A concrete manifestation is that when two readers read from the same SQS queue at the same time, both may get the same message at the same time. If you read serially, it is safe to assume that you will only read each message once. Unfortunately, when you read in parallel, you have to handle duplicate messages in your application. How do you handle the duplicate depends on your application. In Cloud MapReduce, we handled in three different ways depending on the application requirement, all use SimpleDB, or other central data stores, to resolve the conflict. I believe the techniques we used are general enough that they can be used in other applications as well.

Case 1: Duplicate processing is ok.

If a message could be processed by two readers independently, then the solution is very easy: just do nothing. You may be wasting some computation cycles, but you do not need to do any special handling. In Cloud MapReduce, we read the map task messages from the input queue. Since a map task could be processed by two different readers twice, we do not do anything special.

Even if duplicate processing is ok, you may not want to see duplicate results coming from the two independent processings. So, you may want to filter the results to remove those duplicates. How to filter depends on your application, which may be as easy as sorting the output and removing the duplicate. In Cloud MapReduce, we write a commit message for each map task processing, and the consumer of the map output (the reducers) uses the commit messages to filter out duplicate results.

Case 2: One reader per queue.

Even if you are sure that a queue will only be processed by one reader, there is still a possibility that the reader may receive the same message twice. It happens when the reader uses multiple threads to read in parallel — a common technique to hide the long latency for SQS access. The solution is to tag each message when writing it into the queue; then, when the reader reads it, it keeps track of a list of tags that it has seen. If duplicate arises, the reader can easily tell that it has seen the same tag twice. In Cloud MapReduce, all reduce queues are processed by one reader only, and the above technique is exactly what we used to handle the message duplication problem.

Case 3: No duplicate processing allowed.

For some applications, it is simply not ok to have two readers processing the same message twice. This is the case for the reduce task messages from the master reduce queue in Cloud MapReduce, since a reduce task has to be processed by one and only one reader. The solution is to use a central data store to resolve the conflict. Each reader writes to a central store stating that it is processing a message, and it then reads back to see who else is also processing the same message. If a conflict is found, a deterministic resolution protocol is run to determine who should be responsible for processing the message. The resolution protocol has to be deterministic because two readers may run the protocol indepedently and they need to arrive at the same answer independently.
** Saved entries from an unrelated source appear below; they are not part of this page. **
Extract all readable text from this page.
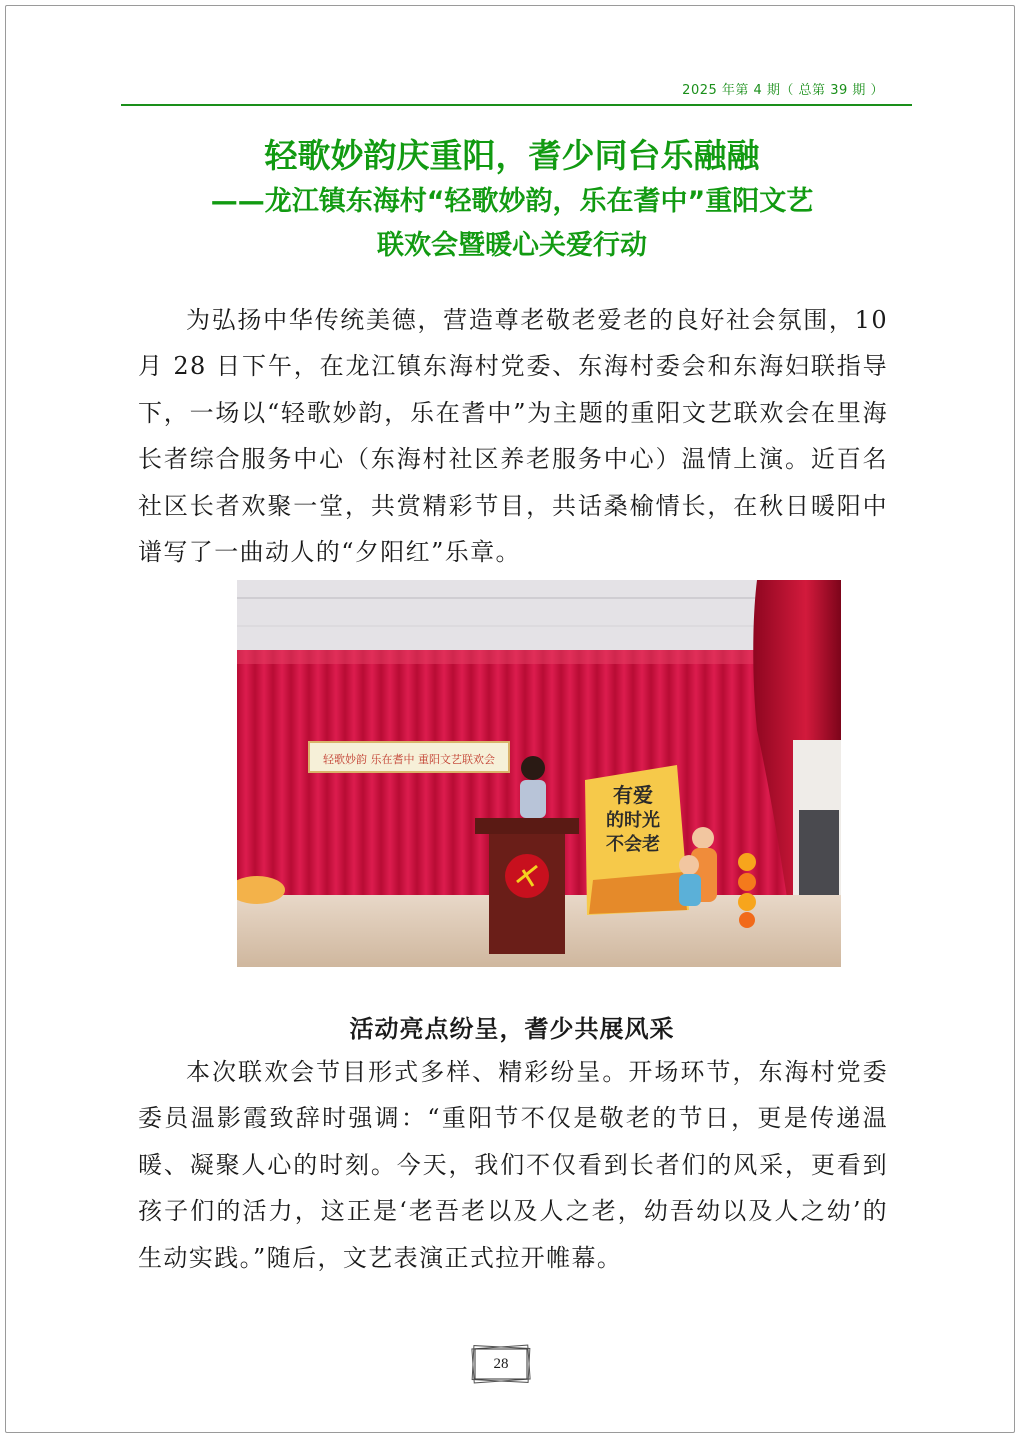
2025 年第 4 期（ 总第 39 期 ）

轻歌妙韵庆重阳，耆少同台乐融融

——龙江镇东海村“轻歌妙韵，乐在耆中”重阳文艺

联欢会暨暖心关爱行动

为弘扬中华传统美德，营造尊老敬老爱老的良好社会氛围，10 月 28 日下午，在龙江镇东海村党委、东海村委会和东海妇联指导下，一场以“轻歌妙韵，乐在耆中”为主题的重阳文艺联欢会在里海长者综合服务中心（东海村社区养老服务中心）温情上演。近百名社区长者欢聚一堂，共赏精彩节目，共话桑榆情长，在秋日暖阳中谱写了一曲动人的“夕阳红”乐章。

轻歌妙韵 乐在耆中 重阳文艺联欢会
有爱
的时光
不会老
活动亮点纷呈，耆少共展风采

本次联欢会节目形式多样、精彩纷呈。开场环节，东海村党委委员温影霞致辞时强调：“重阳节不仅是敬老的节日，更是传递温暖、凝聚人心的时刻。今天，我们不仅看到长者们的风采，更看到孩子们的活力，这正是‘老吾老以及人之老，幼吾幼以及人之幼’的生动实践。”随后，文艺表演正式拉开帷幕。

28
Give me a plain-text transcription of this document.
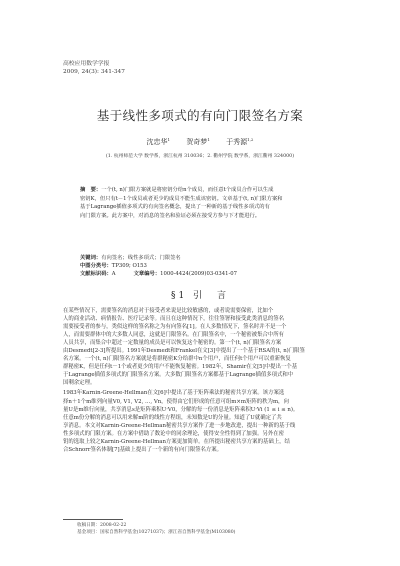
高校应用数学学报
2009, 24(3): 341-347
基于线性多项式的有向门限签名方案
沈忠华$^1$ 贺奇梦$^1$ 于秀源$^{1,2}$
(1. 杭州师范大学 数学系，浙江杭州 310036；2. 衢州学院 数学系，浙江衢州 324000)
摘　要：一个(t, n)门限方案就是将密钥分给n个成员，而任意t个成员合作可以生成
密钥K，但只有t－1个成员或者更少的成员不能生成该密钥。文章基于(t, n)门限方案和
基于Lagrange插值多项式的有向签名概念，提出了一种新的基于线性多项式的有
向门限方案。此方案中，对消息的签名和验证必须在接受方参与下才能进行。
关键词：有向签名；线性多项式；门限签名
中图分类号：TP309; O153
文献标识码：A	文章编号：1000-4424(2009)03-0341-07
§1 引　言
在某些情况下，需要签名的消息对于接受者来说是比较敏感的，或者说需要保密，比如个
人的商业活动、病情报告、医疗记录等。而且在这种情况下，往往签署和接受此类消息的签名
需要接受者的参与，类似这样的签名称之为有向签名[1]。在人多数情况下，签名时并不是一个
人，而需要群体中的大多数人同意，这就是门限签名。在门限签名中，一个秘密被集合中所有
人员共享，而集合中超过一定数量的成员是可以恢复这个秘密的。第一个(t, n)门限签名方案
由Desmedt[2-3]所提出。1991年Desmedt和Frankel在文[3]中提出了一个基于RSA的(t, n)门限签
名方案。一个(t, n)门限签名方案就是将群秘密K分给群中n个用户，而任何t个用户可以重新恢复
群秘密K，但是任何t－1个或者更少的用户不能恢复秘密。1982年，Shamir在文[5]中提出一个基
于Lagrange插值多项式的门限签名方案。大多数门限签名方案都基于Lagrange插值多项式和中
国剩余定理。
1983年Karnin-Greene-Hellman在文[6]中提出了基于矩阵乘法的秘密共享方案。该方案选
择n＋1个m维列向量V0, V1, V2, …, Vn，使得由它们形成的任意可组m×m矩阵的秩为m，向
量U是m维行向量，共享消息s是矩阵乘积U·V0，分解的每一份消息是矩阵乘积U·Vi (1 ≤ i ≤ n)。
任意m份分解的消息可以用来解m阶的线性方程组，未知数是U的分量。知道了U就确定了共
享消息。本文对Karnin-Greene-Hellman秘密共享方案作了进一步地改进，提出一种新的基于线
性多项式的门限方案。在方案中借助了数论中的同余理论，使得安全性得到了加强。另外在密
钥的选取上较之Karnin-Greene-Hellman方案更加简单。在所提出秘密共享方案的基础上，结
合Schnorr签名体制[7]基础上提出了一个新的有向门限签名方案。
收稿日期：2008-02-22
基金项目：国家自然科学基金(10271037)；浙江省自然科学基金(M103080)
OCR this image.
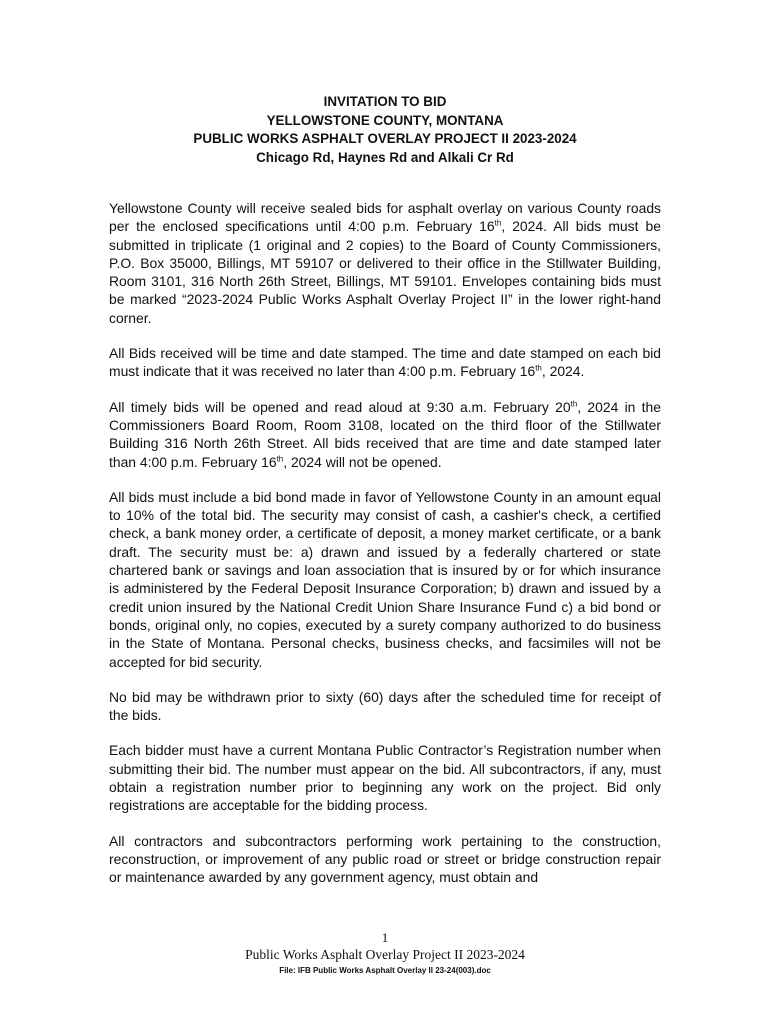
INVITATION TO BID
YELLOWSTONE COUNTY, MONTANA
PUBLIC WORKS ASPHALT OVERLAY PROJECT II 2023-2024
Chicago Rd, Haynes Rd and Alkali Cr Rd

Yellowstone County will receive sealed bids for asphalt overlay on various County roads per the enclosed specifications until 4:00 p.m. February 16th, 2024. All bids must be submitted in triplicate (1 original and 2 copies) to the Board of County Commissioners, P.O. Box 35000, Billings, MT 59107 or delivered to their office in the Stillwater Building, Room 3101, 316 North 26th Street, Billings, MT 59101. Envelopes containing bids must be marked “2023-2024 Public Works Asphalt Overlay Project II” in the lower right-hand corner.

All Bids received will be time and date stamped. The time and date stamped on each bid must indicate that it was received no later than 4:00 p.m. February 16th, 2024.

All timely bids will be opened and read aloud at 9:30 a.m. February 20th, 2024 in the Commissioners Board Room, Room 3108, located on the third floor of the Stillwater Building 316 North 26th Street. All bids received that are time and date stamped later than 4:00 p.m. February 16th, 2024 will not be opened.

All bids must include a bid bond made in favor of Yellowstone County in an amount equal to 10% of the total bid. The security may consist of cash, a cashier's check, a certified check, a bank money order, a certificate of deposit, a money market certificate, or a bank draft. The security must be: a) drawn and issued by a federally chartered or state chartered bank or savings and loan association that is insured by or for which insurance is administered by the Federal Deposit Insurance Corporation; b) drawn and issued by a credit union insured by the National Credit Union Share Insurance Fund c) a bid bond or bonds, original only, no copies, executed by a surety company authorized to do business in the State of Montana. Personal checks, business checks, and facsimiles will not be accepted for bid security.

No bid may be withdrawn prior to sixty (60) days after the scheduled time for receipt of the bids.

Each bidder must have a current Montana Public Contractor’s Registration number when submitting their bid. The number must appear on the bid. All subcontractors, if any, must obtain a registration number prior to beginning any work on the project. Bid only registrations are acceptable for the bidding process.

All contractors and subcontractors performing work pertaining to the construction, reconstruction, or improvement of any public road or street or bridge construction repair or maintenance awarded by any government agency, must obtain and

1
Public Works Asphalt Overlay Project II 2023-2024
File: IFB Public Works Asphalt Overlay II 23-24(003).doc
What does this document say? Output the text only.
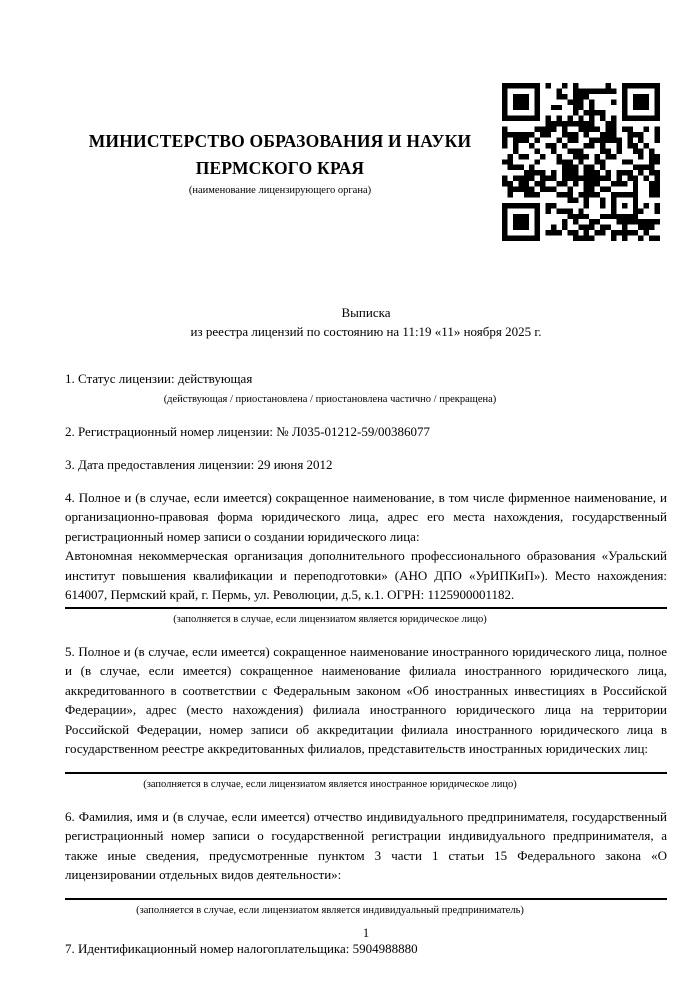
МИНИСТЕРСТВО ОБРАЗОВАНИЯ И НАУКИ
ПЕРМСКОГО КРАЯ
(наименование лицензирующего органа)
Выписка
из реестра лицензий по состоянию на 11:19 «11» ноября 2025 г.

1. Статус лицензии: действующая

(действующая / приостановлена / приостановлена частично / прекращена)

2. Регистрационный номер лицензии: № Л035-01212-59/00386077

3. Дата предоставления лицензии: 29 июня 2012

4. Полное и (в случае, если имеется) сокращенное наименование, в том числе фирменное наименование, и организационно-правовая форма юридического лица, адрес его места нахождения, государственный регистрационный номер записи о создании юридического лица:

Автономная некоммерческая организация дополнительного профессионального образования «Уральский институт повышения квалификации и переподготовки» (АНО ДПО «УрИПКиП»). Место нахождения: 614007, Пермский край, г. Пермь, ул. Революции, д.5, к.1. ОГРН: 1125900001182.

(заполняется в случае, если лицензиатом является юридическое лицо)

5. Полное и (в случае, если имеется) сокращенное наименование иностранного юридического лица, полное и (в случае, если имеется) сокращенное наименование филиала иностранного юридического лица, аккредитованного в соответствии с Федеральным законом «Об иностранных инвестициях в Российской Федерации», адрес (место нахождения) филиала иностранного юридического лица на территории Российской Федерации, номер записи об аккредитации филиала иностранного юридического лица в государственном реестре аккредитованных филиалов, представительств иностранных юридических лиц:

(заполняется в случае, если лицензиатом является иностранное юридическое лицо)

6. Фамилия, имя и (в случае, если имеется) отчество индивидуального предпринимателя, государственный регистрационный номер записи о государственной регистрации индивидуального предпринимателя, а также иные сведения, предусмотренные пунктом 3 части 1 статьи 15 Федерального закона «О лицензировании отдельных видов деятельности»:

(заполняется в случае, если лицензиатом является индивидуальный предприниматель)

7. Идентификационный номер налогоплательщика: 5904988880

1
Even though a conflict happens rarely, the conflict resolution is quite expensive as it involves writing to and reading from a data store. It would be helpful to know when a conflict may be happening in order to reduce the number of times a reader needs to invoke conflict resolution. In Cloud MapReduce, we detect duplicate reduce messages by checking how many readers are working on the same queue. We keep track of how many messages are in each reduce queue. If two readers are working on the same reduce queue, neither can process all messages; thus, we know there is potentially a conflict.